The fundamental problem, Shakshuka, is that while some people on here will claim that what they want is a peaceful two state solution, what they actually want is a one state solution (a Muslim Palestine and all Israelis dead/expelled). At heart, they will never view a millimetre of what they view as Palestinian soil as legitimately belonging to Israel. The irony of the fact that they regard Israeli extremists who feel the same way in reverse as guilty of apartheid does not trouble them - they don't see their own hypocrisy.
The political reality is that the area is divided in two and Israel was set up by the UN. Either that reality is recognised and then finer points of borders etc can be negotiated peacefully - or it is not, and the only alternative is war.
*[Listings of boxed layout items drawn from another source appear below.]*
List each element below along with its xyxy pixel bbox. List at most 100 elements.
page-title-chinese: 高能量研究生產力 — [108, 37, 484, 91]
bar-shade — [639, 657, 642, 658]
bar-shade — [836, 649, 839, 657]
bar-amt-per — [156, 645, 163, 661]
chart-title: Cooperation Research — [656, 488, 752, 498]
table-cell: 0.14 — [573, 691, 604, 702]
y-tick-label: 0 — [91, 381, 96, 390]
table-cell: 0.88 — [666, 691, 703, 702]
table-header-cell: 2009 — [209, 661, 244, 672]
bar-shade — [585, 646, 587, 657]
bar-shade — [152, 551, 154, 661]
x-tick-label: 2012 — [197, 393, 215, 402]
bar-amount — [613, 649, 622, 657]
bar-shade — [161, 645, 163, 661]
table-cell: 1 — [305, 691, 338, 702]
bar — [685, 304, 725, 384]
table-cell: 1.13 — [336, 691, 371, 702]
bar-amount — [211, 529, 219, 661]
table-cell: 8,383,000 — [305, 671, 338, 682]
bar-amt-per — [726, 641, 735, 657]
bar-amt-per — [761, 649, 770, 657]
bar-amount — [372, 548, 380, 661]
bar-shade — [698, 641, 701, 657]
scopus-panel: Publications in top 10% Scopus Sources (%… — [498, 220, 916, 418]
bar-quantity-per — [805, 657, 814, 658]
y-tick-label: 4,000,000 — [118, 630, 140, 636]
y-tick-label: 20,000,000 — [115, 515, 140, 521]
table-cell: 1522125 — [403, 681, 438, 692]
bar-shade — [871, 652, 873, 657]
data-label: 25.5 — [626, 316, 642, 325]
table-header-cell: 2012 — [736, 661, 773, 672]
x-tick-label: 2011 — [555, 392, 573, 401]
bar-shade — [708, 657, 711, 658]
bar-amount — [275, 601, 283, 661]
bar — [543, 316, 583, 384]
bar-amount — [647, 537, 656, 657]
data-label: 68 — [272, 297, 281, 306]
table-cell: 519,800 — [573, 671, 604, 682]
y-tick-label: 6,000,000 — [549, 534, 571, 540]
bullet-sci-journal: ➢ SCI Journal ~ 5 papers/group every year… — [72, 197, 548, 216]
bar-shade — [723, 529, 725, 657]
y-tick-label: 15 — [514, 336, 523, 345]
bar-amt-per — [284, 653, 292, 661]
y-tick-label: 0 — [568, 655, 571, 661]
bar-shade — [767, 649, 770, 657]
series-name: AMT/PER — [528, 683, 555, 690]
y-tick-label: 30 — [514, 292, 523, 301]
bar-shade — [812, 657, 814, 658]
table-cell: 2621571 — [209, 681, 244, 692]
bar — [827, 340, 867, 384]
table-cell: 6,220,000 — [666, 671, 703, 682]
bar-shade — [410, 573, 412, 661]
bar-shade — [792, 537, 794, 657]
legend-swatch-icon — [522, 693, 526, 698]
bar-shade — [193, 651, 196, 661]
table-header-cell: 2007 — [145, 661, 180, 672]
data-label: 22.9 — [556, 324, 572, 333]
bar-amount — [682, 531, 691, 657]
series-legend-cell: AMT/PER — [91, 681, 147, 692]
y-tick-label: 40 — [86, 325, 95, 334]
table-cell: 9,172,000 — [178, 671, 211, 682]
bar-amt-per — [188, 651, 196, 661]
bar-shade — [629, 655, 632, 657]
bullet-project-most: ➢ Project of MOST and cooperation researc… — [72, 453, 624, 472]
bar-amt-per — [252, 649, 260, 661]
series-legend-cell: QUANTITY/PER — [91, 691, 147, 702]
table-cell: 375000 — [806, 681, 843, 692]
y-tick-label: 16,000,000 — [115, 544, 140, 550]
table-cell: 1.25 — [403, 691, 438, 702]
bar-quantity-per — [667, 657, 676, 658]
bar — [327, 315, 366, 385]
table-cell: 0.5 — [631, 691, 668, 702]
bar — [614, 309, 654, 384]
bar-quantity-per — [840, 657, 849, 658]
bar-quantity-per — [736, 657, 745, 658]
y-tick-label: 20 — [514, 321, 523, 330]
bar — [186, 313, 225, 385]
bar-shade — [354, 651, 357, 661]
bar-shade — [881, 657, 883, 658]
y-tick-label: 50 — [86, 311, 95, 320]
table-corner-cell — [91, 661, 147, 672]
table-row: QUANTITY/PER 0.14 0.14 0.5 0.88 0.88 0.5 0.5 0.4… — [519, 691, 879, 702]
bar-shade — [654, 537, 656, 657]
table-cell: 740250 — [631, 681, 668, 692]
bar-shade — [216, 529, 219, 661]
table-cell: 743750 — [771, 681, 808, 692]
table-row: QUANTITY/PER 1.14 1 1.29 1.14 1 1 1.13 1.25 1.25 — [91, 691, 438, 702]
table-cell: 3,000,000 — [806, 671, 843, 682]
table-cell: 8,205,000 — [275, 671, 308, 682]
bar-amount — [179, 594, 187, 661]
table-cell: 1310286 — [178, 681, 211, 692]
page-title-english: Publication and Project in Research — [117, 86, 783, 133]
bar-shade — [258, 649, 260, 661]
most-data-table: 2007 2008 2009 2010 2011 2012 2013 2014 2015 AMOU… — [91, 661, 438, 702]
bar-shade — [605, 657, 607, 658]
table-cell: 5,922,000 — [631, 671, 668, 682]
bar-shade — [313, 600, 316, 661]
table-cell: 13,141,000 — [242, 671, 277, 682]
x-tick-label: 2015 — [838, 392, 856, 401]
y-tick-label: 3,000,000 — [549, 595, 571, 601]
Might is right has been a time-honoured way of settling boundary disputes, but you're ridiculous if you can imagine that approach is not going to involve some loss of life. Either accept the status quo and talk - or refuse it. But you can't then reasonably complain that there are soldiers with guns.
Personally, I find the whole assumption that any people has some sort of inelienable 'right' to a patch of ground, that exists outside of international law, a bit odd. Borders change all the time - look at any historical map. The idea that because a border existed in 1967 - or 1867- or 867 - it must therefore exist now, seems crazy to me. My family's home for hundreds of years was in Prussia. Over time, this has veered from being part of the Holy Roman Empire, to an independent state, to part of the greater German Reich - and it's now in Poland. All the Germans who had also lived there for hundreds of years and who my grandfather grew up with, were expelled after the second world war and the territory given to Poles. I've been to the village/small town my family come from - it still has the Catholic Church and even the ruins of the former synagogue - but the Protestant Church that used to stand at the other end of the high street has completely vanished and the German Protestants who used to live there completely airbrushed from history. Poles live in the house that used to belong to my family. We got no compensation. Nor did any of the other German residents. Shit happens, things change. The border is where it is. I don't hate Poles and I don't imagine most Germans do either.
Why are Israeli borders required to be fixed according to some specific historic reality when no-one else's are?
Maybe it's particularly hard for British people to understand because we're an island so our borders are fixed by nature. British people need to understand that in most other countries, borders do change. It's normal. What matters is that the rule of law is upheld over existing borders. Because if you don't do that, then the only alternative is war. And that IS going to involve loss of life. And yes, some of that is going to be on the side you support. And if you're pontificating from the UK, it's not going to be your loss of life.
So really, people who live here should stop ignoring the political realities there, and demanding other people die to fit their bizarre concept of how they'd like the map to fit a particular preferred historical reality.